Salvador Guzmán, quien comparte contenido desde la cuenta @historiadoresv, aborda personajes históricos, procesos políticos, costumbres, gastronomía y lenguaje cotidiano con un enfoque diseñado para captar la atención de audiencias que consumen información en intervalos breves. Su formación combina estudios en diseño estratégico y comunicación, una maestría en desarrollo de proyectos de innovación cursada en España, especialización en Design Thinking en México y una maestría en Historia por la Universidad Francisco Marroquín de Guatemala. Esa intersección disciplinaria es precisamente lo que le permite traducir el trabajo de archivo a un formato accesible: "La historia me dio herramientas para investigar y comprender los procesos, y siento que la comunicación me enseñó a traducirlos", señala.

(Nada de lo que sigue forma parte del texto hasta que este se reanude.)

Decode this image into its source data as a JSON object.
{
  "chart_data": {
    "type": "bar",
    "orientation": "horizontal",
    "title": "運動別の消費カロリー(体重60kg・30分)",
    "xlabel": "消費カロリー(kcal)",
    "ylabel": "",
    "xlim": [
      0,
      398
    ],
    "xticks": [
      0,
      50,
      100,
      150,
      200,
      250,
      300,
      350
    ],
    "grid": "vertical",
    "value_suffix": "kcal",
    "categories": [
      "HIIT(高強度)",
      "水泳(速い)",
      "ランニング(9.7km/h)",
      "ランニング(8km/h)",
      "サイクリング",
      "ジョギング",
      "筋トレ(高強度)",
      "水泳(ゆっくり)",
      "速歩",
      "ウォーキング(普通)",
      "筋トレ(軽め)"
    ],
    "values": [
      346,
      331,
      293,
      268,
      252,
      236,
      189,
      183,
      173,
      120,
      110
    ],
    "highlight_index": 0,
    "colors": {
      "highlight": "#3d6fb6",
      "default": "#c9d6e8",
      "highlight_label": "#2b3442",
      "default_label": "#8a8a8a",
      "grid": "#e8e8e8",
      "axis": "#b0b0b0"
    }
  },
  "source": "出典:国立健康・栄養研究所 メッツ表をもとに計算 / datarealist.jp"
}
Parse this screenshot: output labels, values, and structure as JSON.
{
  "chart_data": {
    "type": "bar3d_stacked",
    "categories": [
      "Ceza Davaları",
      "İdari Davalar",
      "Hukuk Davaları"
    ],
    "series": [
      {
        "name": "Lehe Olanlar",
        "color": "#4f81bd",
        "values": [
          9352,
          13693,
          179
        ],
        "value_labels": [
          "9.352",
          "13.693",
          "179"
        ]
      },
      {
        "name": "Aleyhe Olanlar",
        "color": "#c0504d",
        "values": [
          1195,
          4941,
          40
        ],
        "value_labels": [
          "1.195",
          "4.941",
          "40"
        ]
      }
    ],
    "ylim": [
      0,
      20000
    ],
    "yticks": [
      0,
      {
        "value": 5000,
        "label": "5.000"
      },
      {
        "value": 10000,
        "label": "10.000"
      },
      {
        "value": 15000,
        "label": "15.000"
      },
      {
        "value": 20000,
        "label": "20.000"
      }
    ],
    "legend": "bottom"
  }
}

Lo que comenzó casi como un diario personal de lecturas ha derivado en un ejercicio de divulgación que demuestra el potencial de los formatos digitales breves para democratizar el conocimiento histórico. Guzmán parte de preguntas que emergen en conversaciones cotidianas —el origen de ciertos platillos, el significado de palabras de raíz náhuatl, las repercusiones de hechos políticos en el presente— para construir narrativas que conectan lo inmediato con siglos de historia. La gastronomía, por ejemplo, se convierte en puerta de entrada: ingredientes como la chilipuca, un frijol grande presente en sopas y guisos tradicionales, revelan rutas de intercambio cultural y lingüístico que trascienden las fronteras contemporáneas. Para este historiador, la historia no reside únicamente en batallas y monumentos, sino en lo que las personas consumen, nombran y expresan cada día.